柄の先端が太すぎれば刃へ入らず、細すぎれば固定しても緩む。【鑑定】には削るべき範囲が表示されたが、その通りに手を動かすのは難しかった。
一度目は、途中で引っ掛かった。
二度目は、片側だけを削りすぎて刃が傾いた。
「削った木は戻らん。急ぐな」
男に注意され、ユウトは息を整える。
接触している場所を確認し、少し削っては差し込む。それを何度も繰り返した。
小刀を握る手のひらが痛み、指の付け根が赤くなる。木肌にも細かな傷が残った。
失敗するたび、刃を立てる角度と力の逃がし方が分かるようになった。
【道具制作上達により、木材加工への理解が深まりました】
やがて柄が奥まで入る。
固定具を打ち込もうとしたところで、持ち主の男が止めた。
「その角度では刃が立ちすぎる。
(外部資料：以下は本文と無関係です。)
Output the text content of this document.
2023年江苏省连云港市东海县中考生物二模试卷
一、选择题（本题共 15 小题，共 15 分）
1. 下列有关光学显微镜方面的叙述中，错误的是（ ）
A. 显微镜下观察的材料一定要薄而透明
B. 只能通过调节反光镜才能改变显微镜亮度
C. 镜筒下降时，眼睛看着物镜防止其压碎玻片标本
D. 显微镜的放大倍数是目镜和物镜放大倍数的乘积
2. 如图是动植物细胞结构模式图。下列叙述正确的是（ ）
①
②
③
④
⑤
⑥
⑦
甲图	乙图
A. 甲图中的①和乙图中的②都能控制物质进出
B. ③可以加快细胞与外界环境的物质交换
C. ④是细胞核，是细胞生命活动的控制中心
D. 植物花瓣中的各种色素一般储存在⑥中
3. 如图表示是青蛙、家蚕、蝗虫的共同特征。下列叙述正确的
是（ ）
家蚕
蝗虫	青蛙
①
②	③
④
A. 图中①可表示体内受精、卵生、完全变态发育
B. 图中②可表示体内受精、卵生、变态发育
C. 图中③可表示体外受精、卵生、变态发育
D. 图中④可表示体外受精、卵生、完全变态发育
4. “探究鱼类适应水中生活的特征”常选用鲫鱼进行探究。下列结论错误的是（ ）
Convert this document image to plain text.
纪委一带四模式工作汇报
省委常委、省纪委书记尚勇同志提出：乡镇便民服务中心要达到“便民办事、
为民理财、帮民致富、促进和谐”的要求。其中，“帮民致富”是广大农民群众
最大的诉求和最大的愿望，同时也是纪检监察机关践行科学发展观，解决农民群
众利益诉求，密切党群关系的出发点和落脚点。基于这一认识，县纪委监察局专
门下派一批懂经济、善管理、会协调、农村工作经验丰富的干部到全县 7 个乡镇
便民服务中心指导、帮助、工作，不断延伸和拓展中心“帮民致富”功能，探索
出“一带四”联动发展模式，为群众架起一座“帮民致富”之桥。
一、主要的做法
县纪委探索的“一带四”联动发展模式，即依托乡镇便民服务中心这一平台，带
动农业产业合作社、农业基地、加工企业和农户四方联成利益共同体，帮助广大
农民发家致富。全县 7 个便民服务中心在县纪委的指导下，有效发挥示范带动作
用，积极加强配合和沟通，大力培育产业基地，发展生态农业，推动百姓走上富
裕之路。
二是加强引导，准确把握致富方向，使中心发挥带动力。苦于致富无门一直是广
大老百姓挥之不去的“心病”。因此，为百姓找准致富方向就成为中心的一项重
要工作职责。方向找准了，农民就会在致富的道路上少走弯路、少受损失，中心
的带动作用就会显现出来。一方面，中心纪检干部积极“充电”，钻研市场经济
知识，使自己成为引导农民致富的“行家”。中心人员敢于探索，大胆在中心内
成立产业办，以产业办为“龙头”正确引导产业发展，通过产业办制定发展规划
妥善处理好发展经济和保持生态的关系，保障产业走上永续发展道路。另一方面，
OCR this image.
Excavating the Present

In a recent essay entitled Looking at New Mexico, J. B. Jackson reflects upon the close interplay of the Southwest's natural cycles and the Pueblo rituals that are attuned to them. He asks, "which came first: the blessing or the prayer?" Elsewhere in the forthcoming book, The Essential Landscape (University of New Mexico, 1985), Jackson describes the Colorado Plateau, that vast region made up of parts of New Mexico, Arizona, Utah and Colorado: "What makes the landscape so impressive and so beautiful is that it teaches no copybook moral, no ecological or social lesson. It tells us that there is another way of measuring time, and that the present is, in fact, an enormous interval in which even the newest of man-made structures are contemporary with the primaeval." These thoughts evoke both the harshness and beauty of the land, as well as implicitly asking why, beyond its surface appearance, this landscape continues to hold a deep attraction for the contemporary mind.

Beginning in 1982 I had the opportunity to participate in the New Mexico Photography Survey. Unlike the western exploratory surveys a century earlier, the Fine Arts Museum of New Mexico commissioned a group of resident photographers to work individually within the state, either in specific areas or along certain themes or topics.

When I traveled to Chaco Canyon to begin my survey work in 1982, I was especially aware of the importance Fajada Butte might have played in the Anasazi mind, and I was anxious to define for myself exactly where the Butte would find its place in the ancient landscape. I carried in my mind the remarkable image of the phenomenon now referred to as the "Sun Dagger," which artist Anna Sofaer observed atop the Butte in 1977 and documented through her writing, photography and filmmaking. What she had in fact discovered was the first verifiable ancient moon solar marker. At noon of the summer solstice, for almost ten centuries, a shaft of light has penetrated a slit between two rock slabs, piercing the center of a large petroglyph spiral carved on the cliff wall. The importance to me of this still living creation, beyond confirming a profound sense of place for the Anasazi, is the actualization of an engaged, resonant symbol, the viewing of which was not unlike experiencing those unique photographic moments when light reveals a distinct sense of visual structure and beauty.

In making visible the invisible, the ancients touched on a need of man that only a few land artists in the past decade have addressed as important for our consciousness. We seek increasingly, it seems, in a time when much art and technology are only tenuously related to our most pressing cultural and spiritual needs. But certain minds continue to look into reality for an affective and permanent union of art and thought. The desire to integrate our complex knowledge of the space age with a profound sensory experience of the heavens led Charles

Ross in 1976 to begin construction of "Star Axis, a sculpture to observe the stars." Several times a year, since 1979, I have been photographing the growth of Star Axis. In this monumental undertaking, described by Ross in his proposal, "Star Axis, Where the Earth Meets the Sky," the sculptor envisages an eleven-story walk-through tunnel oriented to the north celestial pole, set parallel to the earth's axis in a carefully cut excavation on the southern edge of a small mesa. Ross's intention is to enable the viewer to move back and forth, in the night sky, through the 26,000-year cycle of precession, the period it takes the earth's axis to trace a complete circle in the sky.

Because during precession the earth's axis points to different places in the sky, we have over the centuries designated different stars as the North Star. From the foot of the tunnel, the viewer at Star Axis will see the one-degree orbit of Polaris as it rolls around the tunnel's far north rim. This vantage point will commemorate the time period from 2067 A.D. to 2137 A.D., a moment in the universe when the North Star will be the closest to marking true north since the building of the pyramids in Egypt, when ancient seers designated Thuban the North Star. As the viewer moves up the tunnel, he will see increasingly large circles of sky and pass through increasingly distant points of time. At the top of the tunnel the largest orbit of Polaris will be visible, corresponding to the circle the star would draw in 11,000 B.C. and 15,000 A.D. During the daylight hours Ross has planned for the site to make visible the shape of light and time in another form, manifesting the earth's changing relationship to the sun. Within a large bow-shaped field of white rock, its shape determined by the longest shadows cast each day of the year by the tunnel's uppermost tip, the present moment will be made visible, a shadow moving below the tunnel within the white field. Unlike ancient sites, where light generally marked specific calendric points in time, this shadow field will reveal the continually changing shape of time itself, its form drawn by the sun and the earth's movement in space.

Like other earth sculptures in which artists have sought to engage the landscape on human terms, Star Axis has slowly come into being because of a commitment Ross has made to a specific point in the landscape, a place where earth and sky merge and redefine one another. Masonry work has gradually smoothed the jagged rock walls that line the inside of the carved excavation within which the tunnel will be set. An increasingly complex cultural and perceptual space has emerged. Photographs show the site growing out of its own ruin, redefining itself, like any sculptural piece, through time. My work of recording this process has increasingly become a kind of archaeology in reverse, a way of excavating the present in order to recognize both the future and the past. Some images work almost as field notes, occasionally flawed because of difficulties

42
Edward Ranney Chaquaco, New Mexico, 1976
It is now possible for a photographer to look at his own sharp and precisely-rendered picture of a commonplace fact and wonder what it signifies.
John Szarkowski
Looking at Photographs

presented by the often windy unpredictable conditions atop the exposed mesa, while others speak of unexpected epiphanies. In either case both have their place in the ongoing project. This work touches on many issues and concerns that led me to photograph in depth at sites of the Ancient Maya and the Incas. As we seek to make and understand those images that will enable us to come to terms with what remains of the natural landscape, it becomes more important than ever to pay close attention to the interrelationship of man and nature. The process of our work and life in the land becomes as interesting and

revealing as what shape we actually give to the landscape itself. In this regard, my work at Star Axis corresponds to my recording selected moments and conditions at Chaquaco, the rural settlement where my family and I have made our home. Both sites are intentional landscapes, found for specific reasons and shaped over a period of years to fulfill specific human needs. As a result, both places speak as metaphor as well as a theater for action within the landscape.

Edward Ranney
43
固い土へ深く入りすぎて、腕を取られるぞ」
男は仮留めした鍬を持ち、自分が耕す際の構えを見せた。
足の開き方、腰の位置、柄を握る幅。鍬を振り下ろす軌道は、ユウトが想像したものより斜めだった。
道具は、壊れる前の形へ戻せばよいわけではない。
使う者の身体や動作に合わなければ、本来の働きはできないのだ。
ユウトは男の身長と腕の長さ、鍬を振る軌道を確認し、刃の角度を調整した。固定具を打ち込み、緩みがないことを確かめる。
「刃も研げればいいんですが、研磨石の扱いは分かりません。それに、今は柄の修理だけでも思ったより時間がかかりました」
「摩耗していても明日の畑には使える。刃研ぎは、町へ行く者がいる時に職人へ頼めばいい」
男の言葉に、ユウトは頷いた。
分からない技術へ無理に手を出し、使える刃まで傷める必要はない。
「試してみてください」
男は鍬を受け取り、作業場前の固い地面へ振り下ろした。
刃が土へ食い込み、乾いた表面をきれいに起こす。
もう一度振っても、柄は軋まず、刃も横へ逃げなかった。
「軽い」
男は驚いたように鍬を見つめた。
「前より腕へ響かない。これなら一日振っても楽だ」
ユウトも鍬へ【鑑定】を使う。
【名称:修理された鉄刃の鍬】
【品質:普通】
【状態:使用可能・刃部摩耗】
【耐久値:良好】
最高の出来ではない。
刃の摩耗は残り、柄にも加工の傷がある。それでも、持ち主が必要としていた明日の仕事には間に合った。
「直せました」
安堵した瞬間、新たな表示が浮かぶ。
【既存スキル【木工】の習得条件を一部達成しました】
【不足条件:複数種類の木材加工および基礎工程の反復】
一度の修理だけでは、まだ【木工】を習得できない。
だが、正しい手順で作業を重ねれば、いずれ条件を満たせる。
「助かった」
男は鍬を抱え直し、不器用そうに頭を下げた。
「礼をしたいが、今は金に余裕がない」
「食事と寝る場所をもらえるだけで十分です」
「それとこれとは別だ。息子が昔着ていた服が残っている。お前の格好よりはましだろう」
ユウトは泥と血で汚れ、裂けた服を見下ろした。
「ありがとうございます」
少し離れて作業を見ていた村人たちの表情からも、門をくぐった時の警戒が薄れていた。
「うちの桶も水が漏れるんだが、見てもらえるか?」
「壊れた椅子もあるぞ」
立て続けに声を掛けられ、ユウトは戸惑う。
「今日はもう遅い。傷もあるんだから、続きは明日だ」
グレンが止めると、村長も頷いた。
「働く場所は、すぐに見つかったようだな」
その言葉が胸へ染みた。
誰かの役に立ち、その対価として必要なものを受け取る。
与えられただけではない。自分の手で、この村にいてよい理由を一つ作れたのだ。
だが、穏やかな空気は長く続かなかった。
グレンが突然、門の方角へ顔を向けた。
「どうしたんですか?」
ユウトが尋ねると、グレンは弓を手に取り、門へ歩き出した。
固められた土の上に、赤黒い血が点々と落ちている。血痕の横には獣の足跡が続いていた。
グレンはしゃがみ込み、足跡へ指を添える。
「傷ついたホーンウルフだ」
足跡は一定の間隔で続き、左右へ乱れていない。爪痕は深く、蹴り出した土が前方ではなく後方へ強く飛んでいた。
「逃げている足跡なら歩幅が乱れ、後ろを気にして向きも変わる。こいつは傷を負っていても速度を落としていない」
グレンは血痕の先へ目を向けた。
足跡は村の門を横切り、畑沿いに続いている。
「何かを追っている。しかも、その何かは村のすぐ近くを通った」
暗くなり始めた畑の向こうから、家畜の怯えた鳴き声が響いた。